According to Nakashima et al. (2000), UNESCO is best placed to address the issue of indigenous rights protection and promotion. Since the 1970s, UNESCO has been investigating ways to protect traditional knowledge and management systems, and has recently embarked on a preliminary study to investigate the legal and technical implications of the establishment of an international normative instrument.(2) Only a UN monitoring agency can secure the cooperation of the 70 nations worldwide with indigenous populations. Directed by indigenous peoples, such an agency would provide legal and political advice, develop mechanisms for knowledge protection and compensation, and also monitor unethical activities. Its underlying mission will be not only to protect indigenous peoples' intellectual property rights, but also to emphasize to all utilizers of this knowledge their collective responsibility to honor indigenous peoples' sovereign rights of inheritance and to compensate them adequately for the privilege of sharing in such a bounty.

References & further reading

Gray, A. (1999). Indigenous Peoples, their Environments and Territories. In Cultural and Spiritual Values of Biodiversity.
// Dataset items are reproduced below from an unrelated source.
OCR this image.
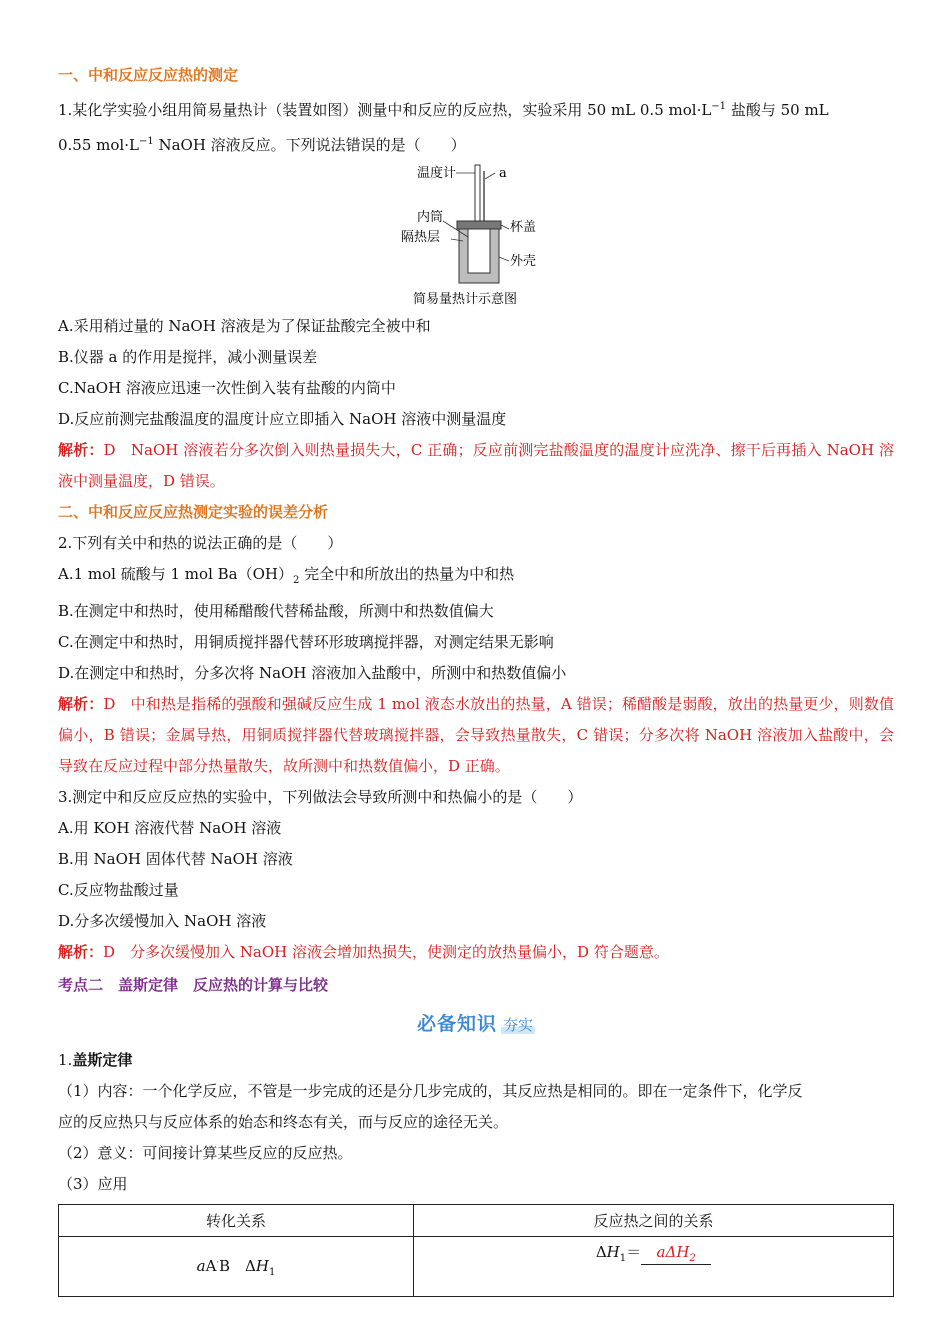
一、中和反应反应热的测定
1.某化学实验小组用简易量热计（装置如图）测量中和反应的反应热，实验采用 50 mL 0.5 $mol\cdot L^{-1}$ 盐酸与 50 mL
0.55 $mol\cdot L^{-1}$ NaOH 溶液反应。下列说法错误的是（　　）
温度计	a
内筒
隔热层
杯盖
外壳
简易量热计示意图
A.采用稍过量的 NaOH 溶液是为了保证盐酸完全被中和
B.仪器 a 的作用是搅拌，减小测量误差
C.NaOH 溶液应迅速一次性倒入装有盐酸的内筒中
D.反应前测完盐酸温度的温度计应立即插入 NaOH 溶液中测量温度
解析：D　NaOH 溶液若分多次倒入则热量损失大，C 正确；反应前测完盐酸温度的温度计应洗净、擦干后再插入 NaOH 溶液中测量温度，D 错误。
二、中和反应反应热测定实验的误差分析
2.下列有关中和热的说法正确的是（　　）
A.1 mol 硫酸与 1 mol $Ba(OH)_2$ 完全中和所放出的热量为中和热
B.在测定中和热时，使用稀醋酸代替稀盐酸，所测中和热数值偏大
C.在测定中和热时，用铜质搅拌器代替环形玻璃搅拌器，对测定结果无影响
D.在测定中和热时，分多次将 NaOH 溶液加入盐酸中，所测中和热数值偏小
解析：D　中和热是指稀的强酸和强碱反应生成 1 mol 液态水放出的热量，A 错误；稀醋酸是弱酸，放出的热量更少，则数值偏小，B 错误；金属导热，用铜质搅拌器代替玻璃搅拌器，会导致热量散失，C 错误；分多次将 NaOH 溶液加入盐酸中，会导致在反应过程中部分热量散失，故所测中和热数值偏小，D 正确。
3.测定中和反应反应热的实验中，下列做法会导致所测中和热偏小的是（　　）
A.用 KOH 溶液代替 NaOH 溶液
B.用 NaOH 固体代替 NaOH 溶液
C.反应物盐酸过量
D.分多次缓慢加入 NaOH 溶液
解析：D　分多次缓慢加入 NaOH 溶液会增加热损失，使测定的放热量偏小，D 符合题意。
考点二　盖斯定律　反应热的计算与比较
必备知识 夯实
1.盖斯定律
（1）内容：一个化学反应，不管是一步完成的还是分几步完成的，其反应热是相同的。即在一定条件下，化学反
应的反应热只与反应体系的始态和终态有关，而与反应的途径无关。
（2）意义：可间接计算某些反应的反应热。
（3）应用
转化关系	反应热之间的关系
aA·B　$\Delta H_1$	$\Delta H_1= a\Delta H_2$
London: Intermediate Technology Publications (United Nations Environment Program), pp 61-118.

Greaves, T. (1996). Tribal Rights. In Brush, S.B. & Stabinsky, D., eds. Valuing Local Knowledge: Indigenous Peoples and Intellectual Property Rights. Washington D.C.: Island Press, pp 25-40.

UNESCO Sources (2000, No. 125 July-August 11-12). Tapping into the World's Wisdom. Washington, D.C.: Nakashima, D., Prott, L., & Bridgewater, P.

Nuwanyakpa, M., Toyang, N.G., Django, S., Ndi, C., & Wirmum, C. (2000). Ethnoveterinary healing practices of Fulani pastoralists in Cameroon: combining the natural and the supernatural. Indigenous Knowledge and Development Monitor 8:2, pp 3-6.

Posey, D.A. (1999). Introduction: Culture and Nature -- The Inextricable Link, Cultural and Spiritual Values of Biodiversity. London: Intermediate Technology Publications (United Nations Environment Program), pp 3-18.

Soyinka, W. (1999). The Burden of Memory, the Muse of Forgiveness. Oxford: Oxford University Press.

1. This is akin to African writer Leopold Senghor's controversial view that it was Africa's destiny -- via the devastating institution of slavery -- "to be leaven for the exhausted dough of European humanity." (Soyinka 1999)

2. The need to recognize novel indigenous inventions is documented in the 1992 Rio Declaration and the Convention on Biodiversity. It was also discussed at the 1999 Budapest World Conference on Science.